235) Dem steht nicht entgegen, dass sich die Abänderung in den Fällen, in denen – wie hier – der ausgleichsberechtigte Ehegatte vorverstorben ist und auf seiner Seite keine Hinterbliebenen vorhanden sind, gem. § 225 V FamFG zugunsten des ausgleichverpflichteten Ehegatten oder seiner Hinterbliebenen auswirken muss. Es darf nicht von vornherein ausgeschlossen sein, dass sich die Abänderung zugunsten des vorverstorbenen Ehegatten auswirken könnte (vgl. BGH, Beschluss v. 5.2.2020 – XII ZB 147/18 – FamRZ 2020, 743, zit. nach juris, Rn. 20, 26; OLG Stuttgart, Beschluss v. 27.7.2021 – 16 UF 55/21 – zit. nach juris, Rn. 30, 32), wobei es auf die Gesamtbetrachtung des Ausgleichsergebnisses ankommt (vgl. BGH, Beschluss v. 17.11.2021 – XII ZB 375/21 – FamRZ 2022, 258, zit. nach juris, Rn. 15, 18; OLG Stuttgart, Beschluss v. 27.7.2021 – 16 UF 55/21 – a. a. O., Rn. 38). Denn in der Gesamtbetrachtung hätte sich die Abänderung für den ausgleichsverpflichten Ehemann und die Antragstellerin als seine Hinterbliebene ausschließlich vorteilhaft ausgewirkt.

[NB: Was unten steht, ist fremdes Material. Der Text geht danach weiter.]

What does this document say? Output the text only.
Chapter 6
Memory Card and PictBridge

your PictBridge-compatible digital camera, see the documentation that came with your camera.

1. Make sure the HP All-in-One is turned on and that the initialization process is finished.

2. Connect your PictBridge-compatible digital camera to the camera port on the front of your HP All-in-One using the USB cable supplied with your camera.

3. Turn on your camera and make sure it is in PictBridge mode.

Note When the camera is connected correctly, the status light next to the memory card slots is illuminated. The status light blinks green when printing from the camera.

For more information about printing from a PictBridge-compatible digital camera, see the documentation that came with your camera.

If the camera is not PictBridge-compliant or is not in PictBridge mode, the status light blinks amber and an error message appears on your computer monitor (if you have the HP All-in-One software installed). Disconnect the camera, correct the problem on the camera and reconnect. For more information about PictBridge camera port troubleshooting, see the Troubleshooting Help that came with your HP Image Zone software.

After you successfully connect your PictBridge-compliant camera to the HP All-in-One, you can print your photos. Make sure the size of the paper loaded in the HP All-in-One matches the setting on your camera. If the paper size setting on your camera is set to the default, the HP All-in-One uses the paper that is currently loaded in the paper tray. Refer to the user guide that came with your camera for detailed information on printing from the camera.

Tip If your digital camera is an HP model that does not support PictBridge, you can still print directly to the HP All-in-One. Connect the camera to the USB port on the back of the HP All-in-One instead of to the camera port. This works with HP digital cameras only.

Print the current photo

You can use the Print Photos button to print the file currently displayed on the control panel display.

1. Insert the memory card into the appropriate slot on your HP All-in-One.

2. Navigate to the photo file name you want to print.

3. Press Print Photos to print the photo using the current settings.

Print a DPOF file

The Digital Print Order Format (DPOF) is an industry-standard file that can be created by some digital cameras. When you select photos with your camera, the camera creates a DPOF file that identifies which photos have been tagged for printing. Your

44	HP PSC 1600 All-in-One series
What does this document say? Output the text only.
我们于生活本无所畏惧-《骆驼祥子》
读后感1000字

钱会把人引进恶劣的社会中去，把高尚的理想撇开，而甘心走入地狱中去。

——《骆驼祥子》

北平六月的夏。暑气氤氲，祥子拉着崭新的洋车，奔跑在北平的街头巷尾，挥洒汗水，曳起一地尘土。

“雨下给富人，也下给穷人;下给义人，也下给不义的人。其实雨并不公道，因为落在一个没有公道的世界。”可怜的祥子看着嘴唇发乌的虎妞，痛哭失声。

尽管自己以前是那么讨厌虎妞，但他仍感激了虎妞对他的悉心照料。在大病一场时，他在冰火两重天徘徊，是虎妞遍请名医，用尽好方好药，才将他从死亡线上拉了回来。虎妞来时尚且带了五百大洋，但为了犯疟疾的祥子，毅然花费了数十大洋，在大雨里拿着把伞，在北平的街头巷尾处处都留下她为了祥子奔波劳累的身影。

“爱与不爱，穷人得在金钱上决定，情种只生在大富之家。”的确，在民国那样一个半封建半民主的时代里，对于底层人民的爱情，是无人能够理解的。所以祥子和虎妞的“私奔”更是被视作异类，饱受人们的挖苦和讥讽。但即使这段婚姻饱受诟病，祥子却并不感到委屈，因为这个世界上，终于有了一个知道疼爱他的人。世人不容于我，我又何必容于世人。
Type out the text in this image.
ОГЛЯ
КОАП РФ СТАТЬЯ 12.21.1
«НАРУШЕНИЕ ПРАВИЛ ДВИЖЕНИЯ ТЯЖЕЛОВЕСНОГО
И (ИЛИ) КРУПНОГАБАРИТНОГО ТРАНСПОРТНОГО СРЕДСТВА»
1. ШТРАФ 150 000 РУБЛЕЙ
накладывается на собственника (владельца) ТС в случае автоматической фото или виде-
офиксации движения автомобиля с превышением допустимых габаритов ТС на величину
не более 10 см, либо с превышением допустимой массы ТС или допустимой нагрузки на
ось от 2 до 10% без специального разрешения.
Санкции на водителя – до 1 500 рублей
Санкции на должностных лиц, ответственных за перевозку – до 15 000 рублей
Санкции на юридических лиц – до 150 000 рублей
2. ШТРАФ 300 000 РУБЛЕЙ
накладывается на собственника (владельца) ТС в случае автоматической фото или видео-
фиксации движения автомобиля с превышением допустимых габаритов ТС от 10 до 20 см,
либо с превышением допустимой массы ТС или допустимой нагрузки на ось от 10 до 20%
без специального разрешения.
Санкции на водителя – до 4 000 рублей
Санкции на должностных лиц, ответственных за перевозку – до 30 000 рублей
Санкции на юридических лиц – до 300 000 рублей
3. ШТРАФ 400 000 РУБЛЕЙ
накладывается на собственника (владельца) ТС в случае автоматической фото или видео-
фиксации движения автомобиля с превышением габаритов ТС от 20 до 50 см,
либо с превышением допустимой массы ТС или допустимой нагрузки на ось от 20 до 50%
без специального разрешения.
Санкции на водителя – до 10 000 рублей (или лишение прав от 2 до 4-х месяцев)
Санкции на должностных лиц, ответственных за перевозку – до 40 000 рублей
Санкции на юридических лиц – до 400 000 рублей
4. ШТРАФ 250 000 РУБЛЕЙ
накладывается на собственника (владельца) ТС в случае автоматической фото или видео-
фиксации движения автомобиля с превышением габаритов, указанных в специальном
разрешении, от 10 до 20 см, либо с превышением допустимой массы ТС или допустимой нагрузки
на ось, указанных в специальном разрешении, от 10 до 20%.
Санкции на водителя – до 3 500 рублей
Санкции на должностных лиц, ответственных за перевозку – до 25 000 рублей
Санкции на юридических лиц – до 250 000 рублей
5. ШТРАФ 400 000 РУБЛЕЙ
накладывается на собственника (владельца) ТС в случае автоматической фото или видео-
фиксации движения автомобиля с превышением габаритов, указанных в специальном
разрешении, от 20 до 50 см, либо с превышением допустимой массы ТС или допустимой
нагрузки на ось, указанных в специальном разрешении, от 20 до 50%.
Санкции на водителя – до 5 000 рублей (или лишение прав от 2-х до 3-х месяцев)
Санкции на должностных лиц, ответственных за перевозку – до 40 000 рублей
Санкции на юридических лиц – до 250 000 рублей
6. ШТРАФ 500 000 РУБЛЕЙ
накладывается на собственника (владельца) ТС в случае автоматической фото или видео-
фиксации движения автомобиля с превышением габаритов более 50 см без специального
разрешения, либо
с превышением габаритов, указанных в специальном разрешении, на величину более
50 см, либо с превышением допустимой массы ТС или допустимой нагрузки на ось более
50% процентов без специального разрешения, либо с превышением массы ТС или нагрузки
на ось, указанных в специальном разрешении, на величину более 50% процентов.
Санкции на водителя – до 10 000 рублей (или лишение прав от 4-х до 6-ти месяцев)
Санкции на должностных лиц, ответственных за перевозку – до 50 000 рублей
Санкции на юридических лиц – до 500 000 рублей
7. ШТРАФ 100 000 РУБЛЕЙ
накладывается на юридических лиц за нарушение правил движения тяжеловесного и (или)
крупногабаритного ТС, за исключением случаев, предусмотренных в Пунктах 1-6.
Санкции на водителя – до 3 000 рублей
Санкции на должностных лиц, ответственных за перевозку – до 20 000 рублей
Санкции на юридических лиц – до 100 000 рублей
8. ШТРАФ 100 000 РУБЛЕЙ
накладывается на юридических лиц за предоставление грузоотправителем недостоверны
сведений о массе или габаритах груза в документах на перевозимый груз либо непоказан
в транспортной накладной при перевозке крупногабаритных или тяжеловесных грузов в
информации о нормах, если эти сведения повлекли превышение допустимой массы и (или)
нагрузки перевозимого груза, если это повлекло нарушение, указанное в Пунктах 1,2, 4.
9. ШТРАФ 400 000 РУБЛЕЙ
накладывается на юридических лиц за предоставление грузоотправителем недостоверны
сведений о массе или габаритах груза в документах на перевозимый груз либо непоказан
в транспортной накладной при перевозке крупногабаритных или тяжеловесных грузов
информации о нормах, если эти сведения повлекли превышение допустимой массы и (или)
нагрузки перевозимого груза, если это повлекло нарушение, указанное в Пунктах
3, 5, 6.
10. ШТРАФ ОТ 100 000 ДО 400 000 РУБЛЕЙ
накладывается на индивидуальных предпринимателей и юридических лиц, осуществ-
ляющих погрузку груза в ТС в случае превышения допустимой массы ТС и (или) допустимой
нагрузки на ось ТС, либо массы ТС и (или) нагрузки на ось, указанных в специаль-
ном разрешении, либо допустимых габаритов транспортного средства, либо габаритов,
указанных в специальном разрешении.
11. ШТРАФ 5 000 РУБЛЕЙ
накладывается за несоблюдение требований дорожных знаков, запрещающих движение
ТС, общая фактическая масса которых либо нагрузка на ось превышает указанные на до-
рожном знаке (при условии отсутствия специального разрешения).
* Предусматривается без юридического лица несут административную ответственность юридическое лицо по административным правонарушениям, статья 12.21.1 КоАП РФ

24Nach dem Inhalt der abzuändernden Ausgangsentscheidung vom 7.10.1999 hätte der verstorbene Ehemann der Antragstellerin von seinen Rentenanwartschaften insgesamt 233,91 € zugunsten seiner vorverstorbenen Ehefrau abgeben müssen (298,40 DM aus der Differenz der gesetzlichen Rentenanwartschaften + 159,10 DM vor Dynamisierung von seiner ehezeitlich erworbenen betrieblichen Anwartschaft aus der Zusatzversorgung des öffentlichen Dienstes = 457,50 DM, bzw. 233,91 €). Nach Saldierung der Ausgleichswerte der gesetzlichen Rentenanwartschaften der geschiedenen Eheleute auf der Grundlage der aktualisierten Auskünfte der Versorgungsträger vom 5.5.2020, 21.7.2020 vom 15.12.2020 hätte der Ehemann an die geschiedene Ehefrau Anwartschaften in Höhe von 140,03 € (438,69 DM Anwartschaften des Ehemannes – 164,82 DM Anwartschaften der Ehefrau = 273,87 DM, bzw. 140,03 €), sowie weitere Rentenanwartschaften in Höhe von 80,39 € (= 160,77 € x ½ ) aus der Zusatzversorgung des öffentlichen Dienstes, insgesamt mithin 220,42 € an seine geschiedene Ehefrau abgeben müssen. Die Abänderung der Ausgangsentscheidung hätte sich daher für ihn im Falle seines Überlebens in Höhe der Differenz der berechneten Ausgleichswerte aus den Gesamtsaldierungen von 13,50 € (= 233,91 € - 220,42 €) vorteilhaft ausgewirkt, mit der Folge, dass die im Falle einer Abänderung zu erfolgende Totalrevision wegen des Vorversterbens seiner geschiedenen Ehefrau zu einem Wegfall des Versorgungsausgleichs zu seinen Gunsten geführt hätte.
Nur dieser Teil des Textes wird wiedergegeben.